Don't Waste This Advent Season
We all know this has been a trying year in our city, in our country, and around the world. 2020 so far has been a year filled with a once-in-a-generation pandemic, protests, and political uproar. And now, here in Minnesota, we’re entering the dark days of an increasingly cold & snowy winter. Everyone seems to be waiting for something. Waiting for science to save us with an effective vaccine. Waiting for the government to save us with the policies we believe in. Waiting for that new media or technology to drop to offer us an escape. Waiting for the calendar to turn, for the next season to warm us again in the Spring.
But there is another season coming just around the corner where the whole purpose is a Godly waiting… in hope. You remember right? Advent. Don’t we need Christmas more than ever this year? As Pastor David Mathis says in his new advent devotional… I’m not talking about the “gifts and goodies, new toys and familiar traditions, indoor coziness and outdoor snow.” What I’m talking about is the supernatural, out of this world reality of what Christmas means. “What lies at the heart of Christmas… is the most stunning and significant fact in the history of the world: that God himself became one of us” (The Christmas We Didn’t Expect: Daily Devotions for Advent, David Mathis, 2020).
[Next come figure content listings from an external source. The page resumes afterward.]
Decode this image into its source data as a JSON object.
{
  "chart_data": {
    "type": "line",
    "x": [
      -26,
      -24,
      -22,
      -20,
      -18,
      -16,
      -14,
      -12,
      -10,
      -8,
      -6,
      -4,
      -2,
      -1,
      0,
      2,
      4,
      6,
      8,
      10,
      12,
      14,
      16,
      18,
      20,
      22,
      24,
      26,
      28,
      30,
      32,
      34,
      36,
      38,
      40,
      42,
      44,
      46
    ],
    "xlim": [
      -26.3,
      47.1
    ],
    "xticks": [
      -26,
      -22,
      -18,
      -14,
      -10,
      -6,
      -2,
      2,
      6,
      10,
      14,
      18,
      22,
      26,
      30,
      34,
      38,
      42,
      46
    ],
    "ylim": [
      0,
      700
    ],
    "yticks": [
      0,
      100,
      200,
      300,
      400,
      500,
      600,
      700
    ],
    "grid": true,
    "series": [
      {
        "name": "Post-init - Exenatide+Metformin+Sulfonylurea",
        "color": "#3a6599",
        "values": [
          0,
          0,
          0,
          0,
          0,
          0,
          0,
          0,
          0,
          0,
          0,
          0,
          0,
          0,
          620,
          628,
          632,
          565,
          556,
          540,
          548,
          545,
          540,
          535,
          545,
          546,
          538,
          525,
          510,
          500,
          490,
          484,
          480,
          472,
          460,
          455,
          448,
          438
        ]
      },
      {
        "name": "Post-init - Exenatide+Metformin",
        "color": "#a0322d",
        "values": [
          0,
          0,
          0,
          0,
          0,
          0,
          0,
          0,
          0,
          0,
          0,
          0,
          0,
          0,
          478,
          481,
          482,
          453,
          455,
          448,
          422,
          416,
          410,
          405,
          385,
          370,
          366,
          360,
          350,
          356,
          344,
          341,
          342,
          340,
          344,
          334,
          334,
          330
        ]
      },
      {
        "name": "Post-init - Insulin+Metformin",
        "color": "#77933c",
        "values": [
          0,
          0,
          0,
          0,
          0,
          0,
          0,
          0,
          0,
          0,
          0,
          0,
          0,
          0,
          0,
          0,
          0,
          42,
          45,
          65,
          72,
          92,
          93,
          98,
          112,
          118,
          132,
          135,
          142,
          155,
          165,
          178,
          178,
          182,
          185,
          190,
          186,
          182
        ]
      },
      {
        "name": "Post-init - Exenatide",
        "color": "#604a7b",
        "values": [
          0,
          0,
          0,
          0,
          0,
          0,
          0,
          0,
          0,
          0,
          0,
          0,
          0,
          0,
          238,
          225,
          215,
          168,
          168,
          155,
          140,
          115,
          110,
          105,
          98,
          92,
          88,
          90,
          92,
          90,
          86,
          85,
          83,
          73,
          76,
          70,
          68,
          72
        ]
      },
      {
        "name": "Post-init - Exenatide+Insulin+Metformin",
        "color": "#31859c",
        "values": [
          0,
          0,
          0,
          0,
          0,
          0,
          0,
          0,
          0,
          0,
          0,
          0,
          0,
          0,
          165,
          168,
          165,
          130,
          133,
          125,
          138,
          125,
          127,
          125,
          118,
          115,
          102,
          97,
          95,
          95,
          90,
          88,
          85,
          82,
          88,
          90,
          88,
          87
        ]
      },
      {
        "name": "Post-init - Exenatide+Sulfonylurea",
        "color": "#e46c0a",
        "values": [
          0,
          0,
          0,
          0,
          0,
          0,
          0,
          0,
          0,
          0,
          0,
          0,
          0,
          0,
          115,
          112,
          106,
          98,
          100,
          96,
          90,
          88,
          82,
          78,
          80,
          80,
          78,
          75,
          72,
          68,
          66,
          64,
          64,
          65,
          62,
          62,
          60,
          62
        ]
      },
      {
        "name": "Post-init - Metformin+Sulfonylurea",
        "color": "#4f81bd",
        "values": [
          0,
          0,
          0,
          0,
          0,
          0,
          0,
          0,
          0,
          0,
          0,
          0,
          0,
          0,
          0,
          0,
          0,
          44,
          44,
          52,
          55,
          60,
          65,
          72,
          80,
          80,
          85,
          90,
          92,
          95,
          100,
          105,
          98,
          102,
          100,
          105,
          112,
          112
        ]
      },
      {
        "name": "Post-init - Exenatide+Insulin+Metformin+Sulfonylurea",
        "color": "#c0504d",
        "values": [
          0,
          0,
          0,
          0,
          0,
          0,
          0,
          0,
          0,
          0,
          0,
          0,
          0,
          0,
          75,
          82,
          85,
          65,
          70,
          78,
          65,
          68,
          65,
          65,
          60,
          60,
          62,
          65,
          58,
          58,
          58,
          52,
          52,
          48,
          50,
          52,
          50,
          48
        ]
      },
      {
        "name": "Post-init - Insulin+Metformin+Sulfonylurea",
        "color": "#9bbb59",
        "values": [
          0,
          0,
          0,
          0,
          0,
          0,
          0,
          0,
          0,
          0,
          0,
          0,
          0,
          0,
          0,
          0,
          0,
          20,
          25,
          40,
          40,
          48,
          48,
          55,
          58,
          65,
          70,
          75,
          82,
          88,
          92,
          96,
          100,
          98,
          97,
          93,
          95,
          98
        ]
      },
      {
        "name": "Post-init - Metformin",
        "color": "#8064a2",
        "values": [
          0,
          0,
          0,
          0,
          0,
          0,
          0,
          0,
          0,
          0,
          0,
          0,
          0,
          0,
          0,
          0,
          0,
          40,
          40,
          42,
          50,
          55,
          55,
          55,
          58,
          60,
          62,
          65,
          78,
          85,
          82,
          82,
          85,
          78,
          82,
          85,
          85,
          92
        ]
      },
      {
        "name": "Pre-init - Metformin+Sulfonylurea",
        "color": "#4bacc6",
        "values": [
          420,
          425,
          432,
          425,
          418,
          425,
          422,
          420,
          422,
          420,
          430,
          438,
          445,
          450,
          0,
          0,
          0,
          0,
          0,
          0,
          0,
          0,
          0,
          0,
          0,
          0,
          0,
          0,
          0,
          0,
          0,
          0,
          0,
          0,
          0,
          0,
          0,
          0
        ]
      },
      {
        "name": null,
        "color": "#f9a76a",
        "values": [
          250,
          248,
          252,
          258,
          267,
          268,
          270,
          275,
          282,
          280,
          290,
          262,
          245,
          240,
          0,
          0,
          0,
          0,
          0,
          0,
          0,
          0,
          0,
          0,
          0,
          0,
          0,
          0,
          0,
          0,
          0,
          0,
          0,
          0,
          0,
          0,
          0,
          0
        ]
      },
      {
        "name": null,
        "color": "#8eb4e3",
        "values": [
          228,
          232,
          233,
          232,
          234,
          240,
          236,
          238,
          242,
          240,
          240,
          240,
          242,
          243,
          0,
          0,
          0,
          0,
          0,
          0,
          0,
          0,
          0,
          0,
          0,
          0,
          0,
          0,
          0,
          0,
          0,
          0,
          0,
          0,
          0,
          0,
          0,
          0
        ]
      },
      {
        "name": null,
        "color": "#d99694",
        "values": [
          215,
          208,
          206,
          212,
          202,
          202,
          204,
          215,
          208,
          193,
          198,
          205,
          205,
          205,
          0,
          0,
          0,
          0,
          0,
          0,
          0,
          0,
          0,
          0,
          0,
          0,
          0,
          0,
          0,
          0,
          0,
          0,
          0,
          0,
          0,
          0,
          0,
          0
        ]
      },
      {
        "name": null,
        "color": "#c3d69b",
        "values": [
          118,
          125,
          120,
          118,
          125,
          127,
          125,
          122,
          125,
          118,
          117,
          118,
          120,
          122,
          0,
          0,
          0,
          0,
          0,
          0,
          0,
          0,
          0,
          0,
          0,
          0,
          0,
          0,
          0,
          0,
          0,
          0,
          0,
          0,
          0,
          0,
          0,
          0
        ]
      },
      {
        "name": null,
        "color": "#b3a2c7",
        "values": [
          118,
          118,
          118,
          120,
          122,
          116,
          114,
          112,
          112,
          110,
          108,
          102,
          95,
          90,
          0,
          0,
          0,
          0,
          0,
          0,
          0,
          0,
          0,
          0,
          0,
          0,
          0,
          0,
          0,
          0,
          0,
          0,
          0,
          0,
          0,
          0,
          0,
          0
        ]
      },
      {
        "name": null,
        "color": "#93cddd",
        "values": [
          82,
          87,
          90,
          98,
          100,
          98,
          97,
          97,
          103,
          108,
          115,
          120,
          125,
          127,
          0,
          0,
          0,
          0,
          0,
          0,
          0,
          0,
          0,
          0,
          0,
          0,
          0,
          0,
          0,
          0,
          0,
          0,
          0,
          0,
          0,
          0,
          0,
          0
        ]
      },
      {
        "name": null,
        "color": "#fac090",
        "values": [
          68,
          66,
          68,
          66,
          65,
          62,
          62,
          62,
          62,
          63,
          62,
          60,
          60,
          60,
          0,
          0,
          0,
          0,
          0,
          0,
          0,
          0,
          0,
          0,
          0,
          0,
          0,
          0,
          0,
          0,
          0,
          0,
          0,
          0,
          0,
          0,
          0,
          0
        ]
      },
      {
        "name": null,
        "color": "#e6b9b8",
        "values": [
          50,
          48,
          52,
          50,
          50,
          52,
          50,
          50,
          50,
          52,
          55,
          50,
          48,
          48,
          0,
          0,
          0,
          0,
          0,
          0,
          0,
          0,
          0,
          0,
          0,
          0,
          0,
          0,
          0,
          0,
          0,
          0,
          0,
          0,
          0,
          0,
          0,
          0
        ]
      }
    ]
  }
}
Advent is a season of waiting for an arrival, for the coming of a Savior… and we really need the calvary this year. The official start of Advent on the church calendar isn’t for another two weeks… but I want us to start thinking about it now. How are you going to observe the special season of waiting this year? For yourself? For your family? I’d highly recommend David’s new daily Advent devotional “The Christmas We Didn’t Expect,” we’ll include a link to it when we post this online this week. Perhaps in a year where our gatherings with family & friends may look different than normal, not how we’d like, this is an opportunity for us. Advent is an invitation to slow down, to take a deep breath, inhaling the ancient air of a promised Messiah who promises to return a second time on a white horse. We remember the words of the familiar carol, and we long to sing them, feel them, believe them all the more this year:
“O come, Thou Day-Spring, Come and cheer
Our spirits by Thine advent here
Disperse the gloomy clouds of night
And death’s dark shadows put to flight
Rejoice, rejoice, Emmanuel
Shall come to thee, o Israel.”
The exhortation this morning is that we not waste this Advent season in 2020 waiting on worldly solutions, but instead to “turn our gaze to Christ and ready our hearts for the feast to come. (Mathis, ibid.)”. And this reminds us of our need to confess our sins, pray with me.